For us, a user with a lot of Dovecot index files was definitely
someone who had a client with the 'search all through
problem (especially if the indexes were for things that just aren't
plausible mailboxes). However, a user with only a few index files
wasn't necessarily someone without the problem, because their client
could be using the first version of the
LIST command and thus not
creating all those tell-tale index files. As far as I know, stock
Dovecot has no way of letting you find out about these people.
(We hacked logging in to the Ubuntu version of Dovecot, which involved some annoyances. In theory Dovecot has a plugin system that we might have been able to use for this; in practice, figuring out the plugin API seemed likely to be at least as much work as hacking the Dovecot source directly.)
Sidebar: Limited LISTs
IMAP LIST commands can be limited in two ways, both of which have more or less the same effect for us:
m LIST "" "mail/*" m LIST "mail/" "*"
For information on what the arguments to the basic LIST command mean, I will refer you to the IMAP RFC. The extended form is discussed in RFC 5819 and is based on things from, I believe, RFC 5258. See also RFC 6154 and here for the special-use stuff.
Why Let's Encrypt's short certificate lifetimes are a great thing
I recently had a conversation on Twitter about what we care about in TLS certificate sources, and it got me to realize something. I've written before about how our attraction to Let's Encrypt has become all about the great automation, but what I hadn't really thought about back then was how important the short certificate lifetimes are. What got me to really thinking about it was a hypothetical; suppose we could get completely automatically issued and renewed free certificates but they had the typical one or more year lifetime of most TLS certificates to date. Would we be interested? I realized that we would not be, and that we would probably consider the long certificate lifetime to be a drawback, not a feature.
There is a general saying in modern programming to the effect that if you haven't tested it, it doesn't work.

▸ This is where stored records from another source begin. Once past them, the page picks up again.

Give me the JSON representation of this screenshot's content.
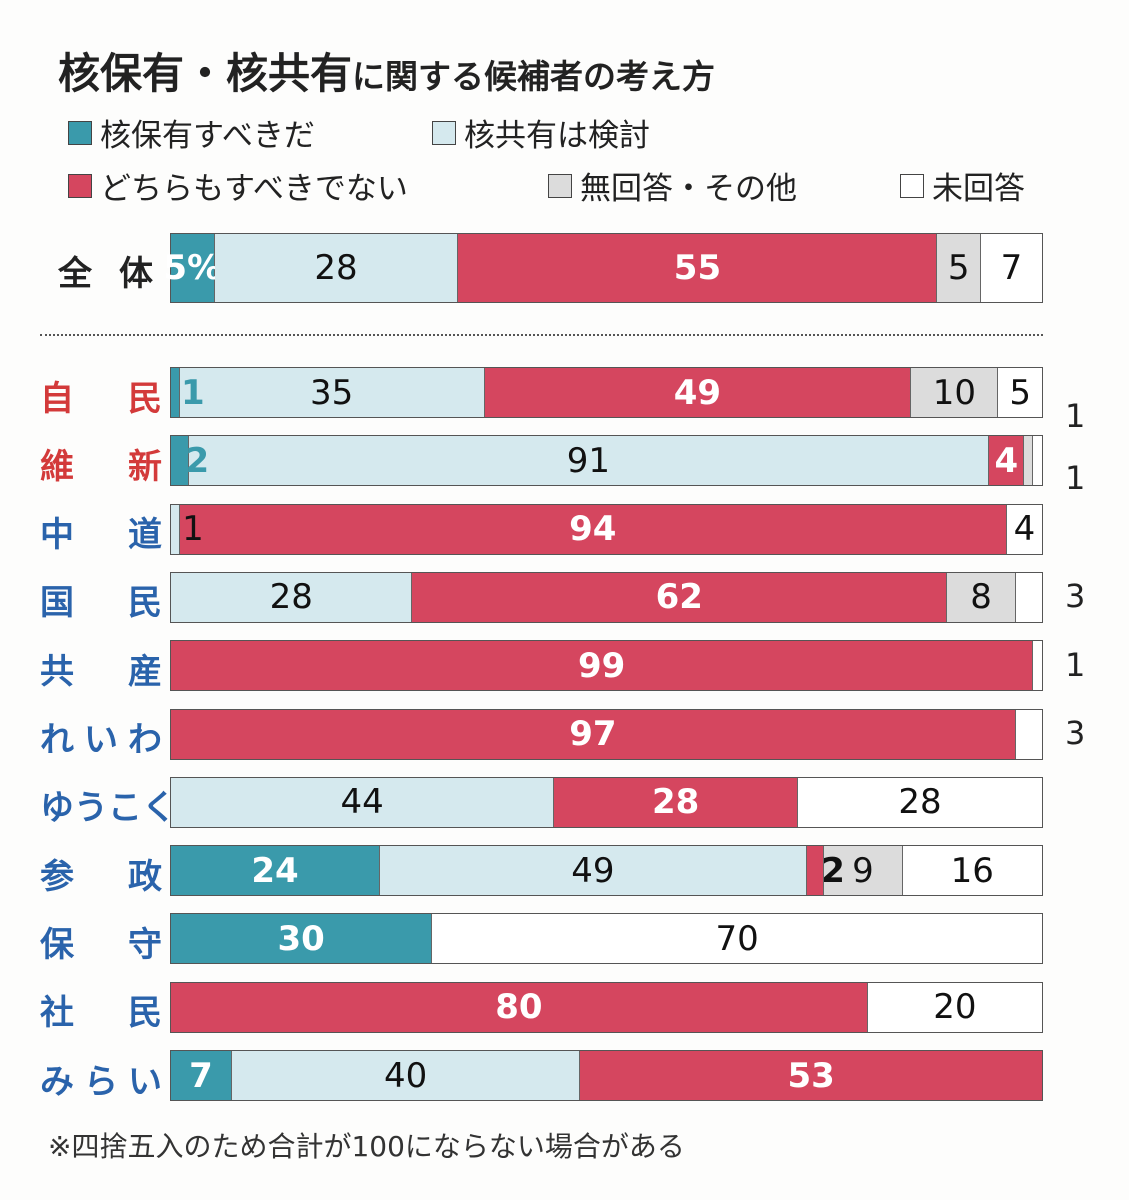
{
  "title": {
    "main": "核保有・核共有",
    "sub": "に関する候補者の考え方"
  },
  "footnote": "※四捨五入のため合計が100にならない場合がある",
  "colors": {
    "hold": "#3a9aab",
    "share": "#d5e9ee",
    "neither": "#d5465f",
    "other": "#dcdcdc",
    "unanswered": "#ffffff",
    "party_red": "#d33a3a",
    "party_blue": "#2a63ab"
  },
  "chart_data": {
    "type": "bar",
    "orientation": "horizontal",
    "stacked": true,
    "unit": "%",
    "title": "核保有・核共有に関する候補者の考え方",
    "legend": [
      "核保有すべきだ",
      "核共有は検討",
      "どちらもすべきでない",
      "無回答・その他",
      "未回答"
    ],
    "legend_placement": "top",
    "categories": [
      "全体",
      "自民",
      "維新",
      "中道",
      "国民",
      "共産",
      "れいわ",
      "ゆうこく",
      "参政",
      "保守",
      "社民",
      "みらい"
    ],
    "series": [
      {
        "name": "核保有すべきだ",
        "values": [
          5,
          1,
          2,
          0,
          0,
          0,
          0,
          0,
          24,
          30,
          0,
          7
        ]
      },
      {
        "name": "核共有は検討",
        "values": [
          28,
          35,
          91,
          1,
          28,
          0,
          0,
          44,
          49,
          0,
          0,
          40
        ]
      },
      {
        "name": "どちらもすべきでない",
        "values": [
          55,
          49,
          4,
          94,
          62,
          99,
          97,
          28,
          2,
          0,
          80,
          53
        ]
      },
      {
        "name": "無回答・その他",
        "values": [
          5,
          10,
          1,
          0,
          8,
          0,
          0,
          0,
          9,
          0,
          0,
          0
        ]
      },
      {
        "name": "未回答",
        "values": [
          7,
          5,
          1,
          4,
          3,
          1,
          3,
          28,
          16,
          70,
          20,
          0
        ]
      }
    ],
    "first_label_suffix": "%"
  }
}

In system administration, we tend towards a modified version of that saying; if you haven't tested it recently, it doesn't work. Given our generally changing system environments, the recently is an important qualification; it's too easy for things to get broken by changes around them, so the longer it's been since you tried something, the less confidence you can have in it. The corollary for infrequent certificate renewal is obvious, because even in automated systems things can happen.
With Let's Encrypt, we don't just have automation; the short certificate lifetime insures that we exercise it frequently. Our client of choice (acmetool) renews certificates when they're 30 days from expiring, so although the official Let's Encrypt lifetime is 90 days, we roll over certificates every sixty days. Having a rollover happen once every two months is great for building and maintaining our confidence in the automation, in a way that wouldn't happen if it was once every six months, once a year, or even less often. If it was that infrequent, we'd probably end up paying attention during certificate rollovers even if we let automation do all of the actual work. With the frequent rollover due to Let's Encrypt's short certificate lifetimes, they've become things we trust enough to ignore.
(Automatic certificate renewal for long duration certificates is not completely impossible here, because the university central IT has already arranged for free certificates for the university. Right now they're managed through a website and our university-wide authentication system, but in theory there could be automation for at least renewals. Our one remaining non Let's Encrypt certificate was issued through this service as a two year certificate.)